I have a question about temperature effect.
Let me describe the problem: Assume that we have a box with atoms A and B. Atoms A are bonded to each other, while atoms B are free. And they are located in two sides of the box (They are NOT mixed). We group each type by its name.
Let’s give zero velocity to atoms B. Also give the velocity corresponding to 300 K to atoms A.
velocity A create 300 123456 rot yes mom yes dist uniform
velocity B create 0 123456 rot yes mom yes dist uniform
We run the simulation in an NPT ensemble for group A:
fix 2 A npt temp 300.0 300.0 10.0 x 0.0 0.0 100 y 0.0 0.0 100 z 0.0 0.0 100 couple none
(while the group B is freezed in the box and is “far” from group A to avoid unwanted interactions). IN the ouputs the temperature of the system is 300 and the pressure is zero, as expected. In the movie we see atoms B are still and not moving while atoms A are vibrating in their place, which is expected too.

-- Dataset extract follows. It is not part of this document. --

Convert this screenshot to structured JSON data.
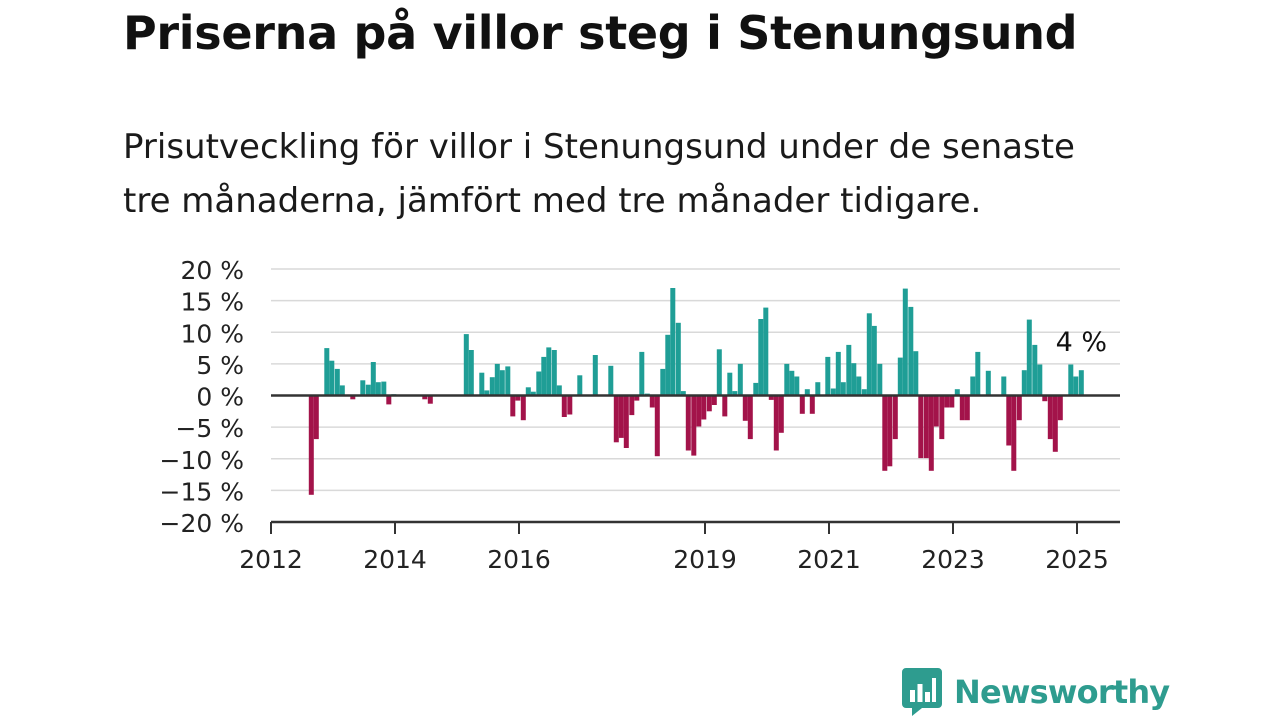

Now we want to give the B atoms a velocity and let them move around and probably hit atoms A.
velocity B create 300 123456 rot yes mom yes dist uniform
fix 10 all nve
Again in the simulation movie everything looks fine, and we see atoms B moving in the box as expected and reaching A atoms.
However, when we look at the temperature output versus timesteps, we see temperature (and kinetic energy) have a sudden jump at the beginning of the NVE part. Also the total energy is not constant, while we are running in an NVE ensemble. So the questions are:
Why temperature of the system jumps to 6000K while both species are heated to 300K? This happens immediately after the B atoms are given the 300K velocities, and before they even start moving and reaching to A atoms.
Why the total energy is not constant while we run in an NVE ensemble?
I do appreciate your comments on this matter.
Are you measuring the temperature of all atoms or just A?
In your 2nd scenarios the B atoms are adding random energy to the A
atoms by interacting with them (and not being slowed down
themselves by the interaction). Hence it seems normal
to me that the temperature of the A atoms would increase.
I am measuring the temperature of all the atoms using “thermo_style custom temp”.
I agree with you that the temperature of A atoms should go up. However what happens is the temperature of the system abruptly jumps to ~6000 K before even the simulation starts the new part. The B atoms did not reach the A atoms yet. Is there anything that I do not consider when looking at the temperature?
By the way I am using reax/c potential.
fix 2 A npt temp 300.0 300.0 10.0 x 0.0 0.0 100 y 0.0 0.0 100 z 0.0 0.0
100 couple none
(while the group B is freezed in the box and is "far" from group A to avoid
unwanted interactions). IN the ouputs the temperature of the system is 300
and the pressure is zero, as expected. In the movie we see atoms B are still
and not moving while atoms A are vibrating in their place, which is expected
What is the fix applied to the group of B atoms? Is it because no fix
is applied to B so that they were still?
It seems your group of B atoms is a gas phase; make sure there is no
overlapping B atoms. Temperature shooting up at the beginning of a
run implies such possibility.
You are right, no fix was applied to B atoms. The B atoms are in
gaseous state, and I was afraid if I apply NPT with p = 0 to them the
box expands too much.
About overlapping of B atoms, it makes much sense. Actually I tried
systems with different number of B atoms. For more B atoms, the
temperature shoots up higher. So I believe it has a relationship with
the number of B atoms, and the overlapping issue could be the reason.
I check it and will let you know by mid next week that how it works.
To prepare such sample, it is best to carry out the process in separate steps.
1) Equilibrate a system containing only bulk A with NPT,
2) Create surfaces to A from 1), equilibrate with NPT,
3) Equilibrate a system containing only gas B with NVE/NVT, and
4) Combine A and B, run with NVT.
I believe your focus is the interaction, or chemical reaction, between
A surface and B atoms, so you really don't need to run step 4) with
That sounds to be a robust approach. Thanks so much Ray!